I’d say I noticed all of this stuff happening about half way through. My retention really started to go down and it felt like more of a struggle. It was at this point in WK that I noticed I was picking up a lot of words when I was watching anime or youtube content, though, so I think it’s a great time to start putting native content at a higher priority.
I have just been really bullheaded about wanting to say I accomplished something tangible with this language. I’ve “learned” Japanese for most of my life and never really got past N5/N4 level proficiency. So doing WK has been a way to force myself to hit a goal, and for this reason it’s really done wonders for me. I know it would have been “better” for me to focus on other stuff, but I know I wouldn’t do as much as I could. It feels really good to see the WK lesson count go down, and say I learned 100+ new words in a week. And I do find the later content useful. For instance, I started reading the manga Ranma 1/2, and the main character’s name is Saotome Ranma 早乙女 乱馬. I just learned 早乙女 at level 59, and I can read that name no problem. It’s been rare that I can’t read a word in this comic.

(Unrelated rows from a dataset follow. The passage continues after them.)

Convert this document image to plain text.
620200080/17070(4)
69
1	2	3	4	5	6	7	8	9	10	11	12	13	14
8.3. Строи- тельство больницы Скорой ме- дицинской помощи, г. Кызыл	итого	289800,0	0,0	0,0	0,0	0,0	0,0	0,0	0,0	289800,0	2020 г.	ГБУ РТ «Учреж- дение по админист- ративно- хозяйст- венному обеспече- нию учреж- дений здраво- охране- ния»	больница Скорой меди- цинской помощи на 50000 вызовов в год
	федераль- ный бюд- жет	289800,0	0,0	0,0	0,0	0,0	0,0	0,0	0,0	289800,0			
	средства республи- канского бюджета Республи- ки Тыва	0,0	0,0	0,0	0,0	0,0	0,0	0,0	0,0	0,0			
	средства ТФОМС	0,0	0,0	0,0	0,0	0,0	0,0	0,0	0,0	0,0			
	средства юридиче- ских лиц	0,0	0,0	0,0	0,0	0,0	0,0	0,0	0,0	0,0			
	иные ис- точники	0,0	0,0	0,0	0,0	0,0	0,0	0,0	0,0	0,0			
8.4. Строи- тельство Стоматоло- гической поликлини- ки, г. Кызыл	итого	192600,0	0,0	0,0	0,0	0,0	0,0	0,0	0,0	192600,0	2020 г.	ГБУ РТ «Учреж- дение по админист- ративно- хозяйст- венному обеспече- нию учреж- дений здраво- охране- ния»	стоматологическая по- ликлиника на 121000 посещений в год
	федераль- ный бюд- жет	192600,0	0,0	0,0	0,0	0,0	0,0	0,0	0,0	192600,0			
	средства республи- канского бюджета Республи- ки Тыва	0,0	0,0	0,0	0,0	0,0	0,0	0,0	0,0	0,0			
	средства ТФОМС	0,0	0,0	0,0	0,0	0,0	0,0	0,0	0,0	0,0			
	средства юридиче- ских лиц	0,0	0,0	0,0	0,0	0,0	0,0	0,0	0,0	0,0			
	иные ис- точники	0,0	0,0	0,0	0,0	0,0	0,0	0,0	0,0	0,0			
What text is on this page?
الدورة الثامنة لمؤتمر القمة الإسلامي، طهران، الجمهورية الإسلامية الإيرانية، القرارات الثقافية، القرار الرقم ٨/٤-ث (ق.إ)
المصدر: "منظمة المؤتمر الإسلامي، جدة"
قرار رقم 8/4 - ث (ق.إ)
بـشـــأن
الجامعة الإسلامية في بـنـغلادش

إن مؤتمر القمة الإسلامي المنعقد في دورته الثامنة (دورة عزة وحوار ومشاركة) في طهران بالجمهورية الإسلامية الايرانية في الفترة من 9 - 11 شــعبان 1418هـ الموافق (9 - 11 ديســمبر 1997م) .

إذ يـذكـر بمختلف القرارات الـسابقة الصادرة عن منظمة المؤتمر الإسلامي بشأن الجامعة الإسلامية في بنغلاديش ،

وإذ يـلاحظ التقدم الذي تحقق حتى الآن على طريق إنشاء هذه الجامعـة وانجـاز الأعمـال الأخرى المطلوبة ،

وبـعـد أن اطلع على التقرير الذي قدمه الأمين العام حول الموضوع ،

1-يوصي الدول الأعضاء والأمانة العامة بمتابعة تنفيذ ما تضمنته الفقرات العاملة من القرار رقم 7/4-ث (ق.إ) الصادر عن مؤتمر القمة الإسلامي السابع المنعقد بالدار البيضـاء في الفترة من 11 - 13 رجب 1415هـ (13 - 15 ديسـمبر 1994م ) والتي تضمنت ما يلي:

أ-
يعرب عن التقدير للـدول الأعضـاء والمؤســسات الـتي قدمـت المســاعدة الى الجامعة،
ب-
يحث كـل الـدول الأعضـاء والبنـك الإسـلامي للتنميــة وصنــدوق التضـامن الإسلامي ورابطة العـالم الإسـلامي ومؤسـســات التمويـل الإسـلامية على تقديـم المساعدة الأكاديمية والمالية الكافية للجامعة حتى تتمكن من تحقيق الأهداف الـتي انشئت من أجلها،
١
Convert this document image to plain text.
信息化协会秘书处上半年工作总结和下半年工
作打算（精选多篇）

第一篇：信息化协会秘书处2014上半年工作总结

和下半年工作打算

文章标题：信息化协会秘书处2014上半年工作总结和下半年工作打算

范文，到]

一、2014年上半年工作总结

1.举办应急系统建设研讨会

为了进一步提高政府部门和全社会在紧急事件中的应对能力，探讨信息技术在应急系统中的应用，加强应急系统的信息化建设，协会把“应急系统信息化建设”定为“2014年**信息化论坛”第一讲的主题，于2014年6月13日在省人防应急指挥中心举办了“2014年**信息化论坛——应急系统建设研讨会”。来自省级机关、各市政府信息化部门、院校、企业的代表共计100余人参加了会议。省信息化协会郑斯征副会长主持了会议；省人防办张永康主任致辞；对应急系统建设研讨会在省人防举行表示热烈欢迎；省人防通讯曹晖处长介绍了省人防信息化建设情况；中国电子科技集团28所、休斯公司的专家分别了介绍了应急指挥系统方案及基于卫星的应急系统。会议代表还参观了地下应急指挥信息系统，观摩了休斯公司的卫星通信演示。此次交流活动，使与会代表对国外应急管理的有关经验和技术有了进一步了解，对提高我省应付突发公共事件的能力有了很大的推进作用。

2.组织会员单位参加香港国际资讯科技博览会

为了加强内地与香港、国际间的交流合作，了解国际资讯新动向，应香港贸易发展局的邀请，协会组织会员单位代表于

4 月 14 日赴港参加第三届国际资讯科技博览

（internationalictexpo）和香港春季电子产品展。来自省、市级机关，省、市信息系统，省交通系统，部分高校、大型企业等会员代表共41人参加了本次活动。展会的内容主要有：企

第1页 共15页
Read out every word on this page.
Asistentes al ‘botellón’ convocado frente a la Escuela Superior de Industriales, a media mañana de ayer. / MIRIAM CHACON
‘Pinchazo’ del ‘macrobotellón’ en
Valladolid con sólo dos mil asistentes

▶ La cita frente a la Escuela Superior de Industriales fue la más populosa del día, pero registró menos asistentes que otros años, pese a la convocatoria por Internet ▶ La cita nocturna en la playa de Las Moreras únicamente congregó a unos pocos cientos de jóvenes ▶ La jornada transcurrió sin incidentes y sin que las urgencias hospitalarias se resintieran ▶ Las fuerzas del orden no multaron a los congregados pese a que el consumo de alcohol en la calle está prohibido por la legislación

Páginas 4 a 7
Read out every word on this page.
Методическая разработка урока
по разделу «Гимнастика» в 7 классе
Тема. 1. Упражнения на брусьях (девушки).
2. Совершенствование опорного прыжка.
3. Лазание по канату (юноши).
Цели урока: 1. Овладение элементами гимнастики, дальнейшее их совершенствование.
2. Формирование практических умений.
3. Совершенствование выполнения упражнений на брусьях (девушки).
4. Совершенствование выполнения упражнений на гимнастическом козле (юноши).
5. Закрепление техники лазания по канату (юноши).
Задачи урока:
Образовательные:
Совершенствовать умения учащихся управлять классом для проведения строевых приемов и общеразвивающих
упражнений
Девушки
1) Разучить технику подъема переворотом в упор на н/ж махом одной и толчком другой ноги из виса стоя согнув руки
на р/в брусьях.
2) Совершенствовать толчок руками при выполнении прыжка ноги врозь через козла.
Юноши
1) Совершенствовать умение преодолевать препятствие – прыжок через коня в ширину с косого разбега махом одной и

In the end, it’s up to your priorities. I do think that going faster is better, and you don’t need to be sweating about getting everything 100%. Just keep adding a little by little and your proficiency will improve. A lot of times I end up cramming lessons, but they go by quickly because I’ve already learned most of the vocab with the kanji. Doing 5 or 10 vocab lessons is actually really easy, it’s just the mental block that stops me from doing it.
Whatever you do, never miss a day of reviews. And I’ve found that the WK example sentences got a lot more helpful in the last half of the levels. You may only get one sentence, but it often reinforces kanji and vocab that you already learned. It’s a sneaky way that they’ve incorporated extra review, and I’d recommend you utilize it. Ultimately, I’ve come out of this really sick of flashcards and whatever I do next, I want to avoid them for a while.
Are you only doing WK two times a day? If you don’t hit the first review intervals after the lessons (+4h and then 8h from that) it is going to slow you down and also increase the time you have to spend each day since you are not seeing the items enough.
It’s more about hitting the SRS interval fairly consistently, which means doing WK at least three times a day. Doing that and 20 lessons per day it’s very feasible to get under 10 day level ups spending 1-2 hours a day.